I was pleasantly surprised to see local business, CherryBerry Halifax jump in with a different twist. In fact, this was the first one I saw, even though many others had come and gone in the days prior. KUDOS to Cherry Berry Halifax for making their product somehow relevant to the conversation.

Why CherryBerry’s Tweet is a Winner

  • It was well-timed. #TheDress went viral on February 26 and their tweet was only about 24 hours later.
  • They put a little effort into it. They used a picture of their product and changed the colours to fit the discussion. It’s not perfect, but everyone got it.
  • They were having a little fun! Showing personality is so important to bulding relationships on Twitter.
  • As far as I know, they were the only local, small business to do something to play on #thedress.
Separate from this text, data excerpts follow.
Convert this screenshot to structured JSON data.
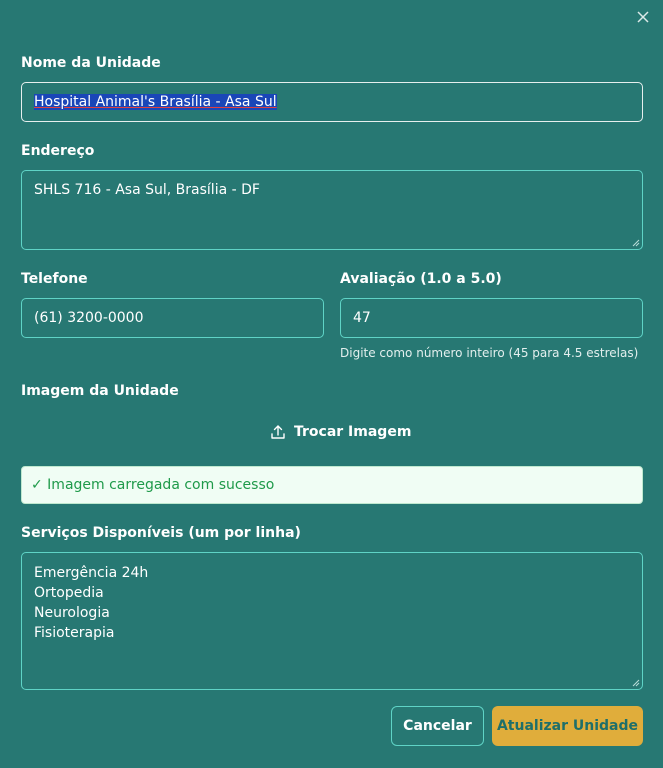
{
  "form": {
    "name_label": "Nome da Unidade",
    "name_value": "Hospital Animal's Brasília - Asa Sul",
    "address_label": "Endereço",
    "address_value": "SHLS 716 - Asa Sul, Brasília - DF",
    "phone_label": "Telefone",
    "phone_value": "(61) 3200-0000",
    "rating_label": "Avaliação (1.0 a 5.0)",
    "rating_value": "47",
    "rating_hint": "Digite como número inteiro (45 para 4.5 estrelas)",
    "image_label": "Imagem da Unidade",
    "change_image_label": "Trocar Imagem",
    "upload_status": "✓ Imagem carregada com sucesso",
    "services_label": "Serviços Disponíveis (um por linha)",
    "services": [
      "Emergência 24h",
      "Ortopedia",
      "Neurologia",
      "Fisioterapia"
    ]
  },
  "actions": {
    "cancel_label": "Cancelar",
    "submit_label": "Atualizar Unidade"
  },
  "colors": {
    "background": "#277873",
    "border": "#5fd3c6",
    "primary": "#e0ad3b",
    "success_text": "#1f9a4a",
    "success_bg": "#f0fdf4"
  },
  "icons": {
    "close": "close-icon",
    "upload": "upload-icon"
  }
}
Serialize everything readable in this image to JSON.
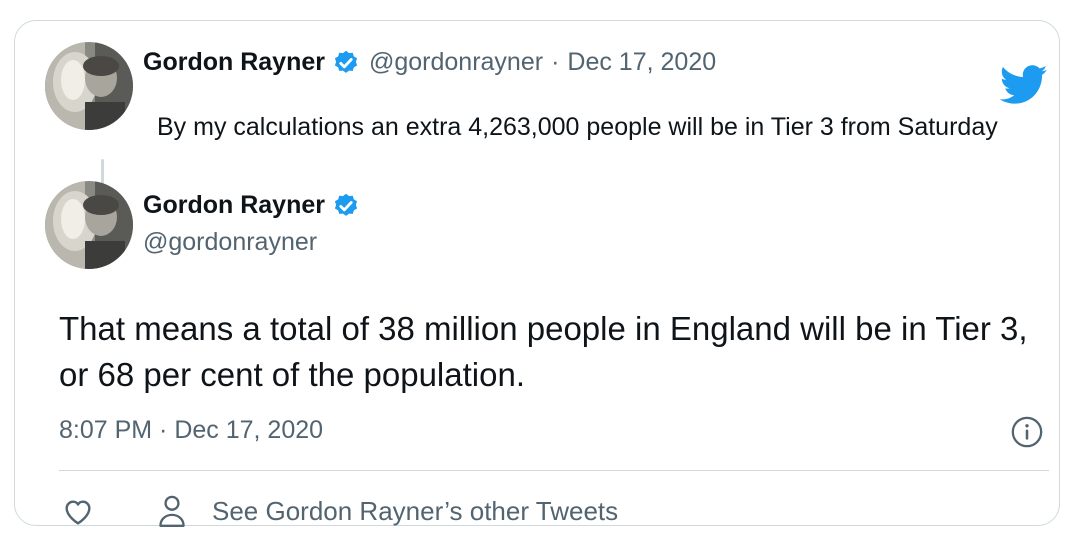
{
  "reply_tweet": {
    "author_name": "Gordon Rayner",
    "handle": "@gordonrayner",
    "separator": "·",
    "date": "Dec 17, 2020",
    "text": "By my calculations an extra 4,263,000 people will be in Tier 3 from Saturday"
  },
  "main_tweet": {
    "author_name": "Gordon Rayner",
    "handle": "@gordonrayner",
    "text": "That means a total of 38 million people in England will be in Tier 3, or 68 per cent of the population.",
    "timestamp": "8:07 PM · Dec 17, 2020"
  },
  "actions": {
    "other_tweets_label": "See Gordon Rayner’s other Tweets"
  },
  "icons": {
    "logo": "twitter-bird-icon",
    "verified": "verified-badge-icon",
    "info": "info-icon",
    "like": "heart-icon",
    "profile": "person-icon"
  },
  "colors": {
    "brand_blue": "#1d9bf0",
    "text_primary": "#0f1419",
    "text_secondary": "#536471",
    "border": "#cfd9de"
  }
}
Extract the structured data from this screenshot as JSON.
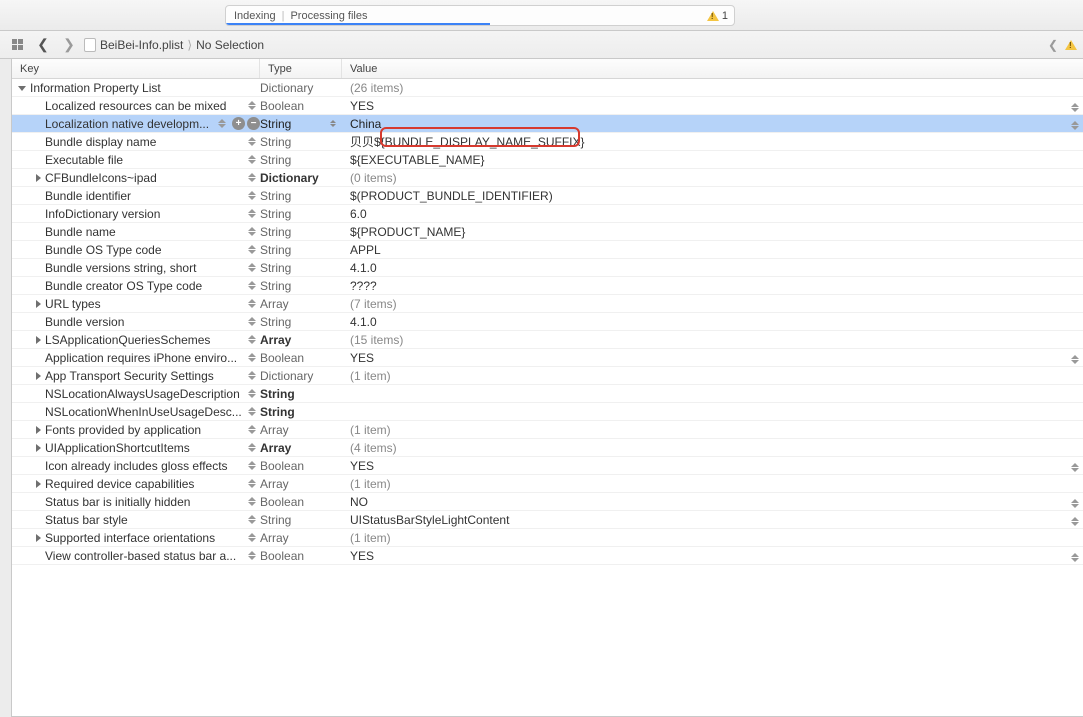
{
  "toolbar": {
    "activity_a": "Indexing",
    "activity_b": "Processing files",
    "warn_count": "1"
  },
  "breadcrumb": {
    "file": "BeiBei-Info.plist",
    "selection": "No Selection"
  },
  "columns": {
    "key": "Key",
    "type": "Type",
    "value": "Value"
  },
  "rows": [
    {
      "indent": 0,
      "disc": "open",
      "key": "Information Property List",
      "type": "Dictionary",
      "typeBold": false,
      "value": "(26 items)",
      "dim": true,
      "editable": false,
      "selected": false,
      "rightStepper": false
    },
    {
      "indent": 1,
      "disc": "none",
      "key": "Localized resources can be mixed",
      "type": "Boolean",
      "typeBold": false,
      "value": "YES",
      "dim": false,
      "editable": true,
      "selected": false,
      "rightStepper": true
    },
    {
      "indent": 1,
      "disc": "none",
      "key": "Localization native developm...",
      "type": "String",
      "typeBold": false,
      "value": "China",
      "dim": false,
      "editable": true,
      "selected": true,
      "addRemove": true,
      "typeArrows": true,
      "rightStepper": true
    },
    {
      "indent": 1,
      "disc": "none",
      "key": "Bundle display name",
      "type": "String",
      "typeBold": false,
      "value": "贝贝${BUNDLE_DISPLAY_NAME_SUFFIX}",
      "dim": false,
      "editable": true,
      "selected": false,
      "rightStepper": false
    },
    {
      "indent": 1,
      "disc": "none",
      "key": "Executable file",
      "type": "String",
      "typeBold": false,
      "value": "${EXECUTABLE_NAME}",
      "dim": false,
      "editable": true,
      "selected": false,
      "rightStepper": false
    },
    {
      "indent": 1,
      "disc": "closed",
      "key": "CFBundleIcons~ipad",
      "type": "Dictionary",
      "typeBold": true,
      "value": "(0 items)",
      "dim": true,
      "editable": true,
      "selected": false,
      "rightStepper": false
    },
    {
      "indent": 1,
      "disc": "none",
      "key": "Bundle identifier",
      "type": "String",
      "typeBold": false,
      "value": "$(PRODUCT_BUNDLE_IDENTIFIER)",
      "dim": false,
      "editable": true,
      "selected": false,
      "rightStepper": false
    },
    {
      "indent": 1,
      "disc": "none",
      "key": "InfoDictionary version",
      "type": "String",
      "typeBold": false,
      "value": "6.0",
      "dim": false,
      "editable": true,
      "selected": false,
      "rightStepper": false
    },
    {
      "indent": 1,
      "disc": "none",
      "key": "Bundle name",
      "type": "String",
      "typeBold": false,
      "value": "${PRODUCT_NAME}",
      "dim": false,
      "editable": true,
      "selected": false,
      "rightStepper": false
    },
    {
      "indent": 1,
      "disc": "none",
      "key": "Bundle OS Type code",
      "type": "String",
      "typeBold": false,
      "value": "APPL",
      "dim": false,
      "editable": true,
      "selected": false,
      "rightStepper": false
    },
    {
      "indent": 1,
      "disc": "none",
      "key": "Bundle versions string, short",
      "type": "String",
      "typeBold": false,
      "value": "4.1.0",
      "dim": false,
      "editable": true,
      "selected": false,
      "rightStepper": false
    },
    {
      "indent": 1,
      "disc": "none",
      "key": "Bundle creator OS Type code",
      "type": "String",
      "typeBold": false,
      "value": "????",
      "dim": false,
      "editable": true,
      "selected": false,
      "rightStepper": false
    },
    {
      "indent": 1,
      "disc": "closed",
      "key": "URL types",
      "type": "Array",
      "typeBold": false,
      "value": "(7 items)",
      "dim": true,
      "editable": true,
      "selected": false,
      "rightStepper": false
    },
    {
      "indent": 1,
      "disc": "none",
      "key": "Bundle version",
      "type": "String",
      "typeBold": false,
      "value": "4.1.0",
      "dim": false,
      "editable": true,
      "selected": false,
      "rightStepper": false
    },
    {
      "indent": 1,
      "disc": "closed",
      "key": "LSApplicationQueriesSchemes",
      "type": "Array",
      "typeBold": true,
      "value": "(15 items)",
      "dim": true,
      "editable": true,
      "selected": false,
      "rightStepper": false
    },
    {
      "indent": 1,
      "disc": "none",
      "key": "Application requires iPhone enviro...",
      "type": "Boolean",
      "typeBold": false,
      "value": "YES",
      "dim": false,
      "editable": true,
      "selected": false,
      "rightStepper": true
    },
    {
      "indent": 1,
      "disc": "closed",
      "key": "App Transport Security Settings",
      "type": "Dictionary",
      "typeBold": false,
      "value": "(1 item)",
      "dim": true,
      "editable": true,
      "selected": false,
      "rightStepper": false
    },
    {
      "indent": 1,
      "disc": "none",
      "key": "NSLocationAlwaysUsageDescription",
      "type": "String",
      "typeBold": true,
      "value": "",
      "dim": false,
      "editable": true,
      "selected": false,
      "rightStepper": false
    },
    {
      "indent": 1,
      "disc": "none",
      "key": "NSLocationWhenInUseUsageDesc...",
      "type": "String",
      "typeBold": true,
      "value": "",
      "dim": false,
      "editable": true,
      "selected": false,
      "rightStepper": false
    },
    {
      "indent": 1,
      "disc": "closed",
      "key": "Fonts provided by application",
      "type": "Array",
      "typeBold": false,
      "value": "(1 item)",
      "dim": true,
      "editable": true,
      "selected": false,
      "rightStepper": false
    },
    {
      "indent": 1,
      "disc": "closed",
      "key": "UIApplicationShortcutItems",
      "type": "Array",
      "typeBold": true,
      "value": "(4 items)",
      "dim": true,
      "editable": true,
      "selected": false,
      "rightStepper": false
    },
    {
      "indent": 1,
      "disc": "none",
      "key": "Icon already includes gloss effects",
      "type": "Boolean",
      "typeBold": false,
      "value": "YES",
      "dim": false,
      "editable": true,
      "selected": false,
      "rightStepper": true
    },
    {
      "indent": 1,
      "disc": "closed",
      "key": "Required device capabilities",
      "type": "Array",
      "typeBold": false,
      "value": "(1 item)",
      "dim": true,
      "editable": true,
      "selected": false,
      "rightStepper": false
    },
    {
      "indent": 1,
      "disc": "none",
      "key": "Status bar is initially hidden",
      "type": "Boolean",
      "typeBold": false,
      "value": "NO",
      "dim": false,
      "editable": true,
      "selected": false,
      "rightStepper": true
    },
    {
      "indent": 1,
      "disc": "none",
      "key": "Status bar style",
      "type": "String",
      "typeBold": false,
      "value": "UIStatusBarStyleLightContent",
      "dim": false,
      "editable": true,
      "selected": false,
      "rightStepper": true
    },
    {
      "indent": 1,
      "disc": "closed",
      "key": "Supported interface orientations",
      "type": "Array",
      "typeBold": false,
      "value": "(1 item)",
      "dim": true,
      "editable": true,
      "selected": false,
      "rightStepper": false
    },
    {
      "indent": 1,
      "disc": "none",
      "key": "View controller-based status bar a...",
      "type": "Boolean",
      "typeBold": false,
      "value": "YES",
      "dim": false,
      "editable": true,
      "selected": false,
      "rightStepper": true
    }
  ]
}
Can Small Businesses use Trending Discussions to Win at Social Media?

Pretty much every business in Halifax could have done something with colour options and tagged #TheDress to become part of the conversation. Makeup vendors could have shown two eye makeup options. Our many dress boutiques could have shown their own wares. Graphic designers had umpteen options available. Before you jump in consider this:

  • Could your participation in this discussion reflect negatively on your brand? Be sure you understand what the debate is about before jumping in.
  • Do you know the origins and intents behind that hashtag? Don’t pull a DiGiorno.
  • Can you make it relevant to your brand? Don’t just chime in hoping droves of people will suddenly start to follow you or buy your product. Put in a little effort and make your product/service fit the conversation.
  • Is it too late? CherryBerry was F-A-S-T. If they were to put that tweet out two weeks later, it wouldn’t have the same effect.
  • Is it too soon? Be very careful if you’re thinking of including references to any tragic event in your tweets/posts. It’s almost never appropriate and almost always garners negative attention.
  • Can you have fun with this? Do you have the ability/latitude to use a little humour? If you’re corporate brand is very stoic, jumping on the bandwagon might not be a good idea.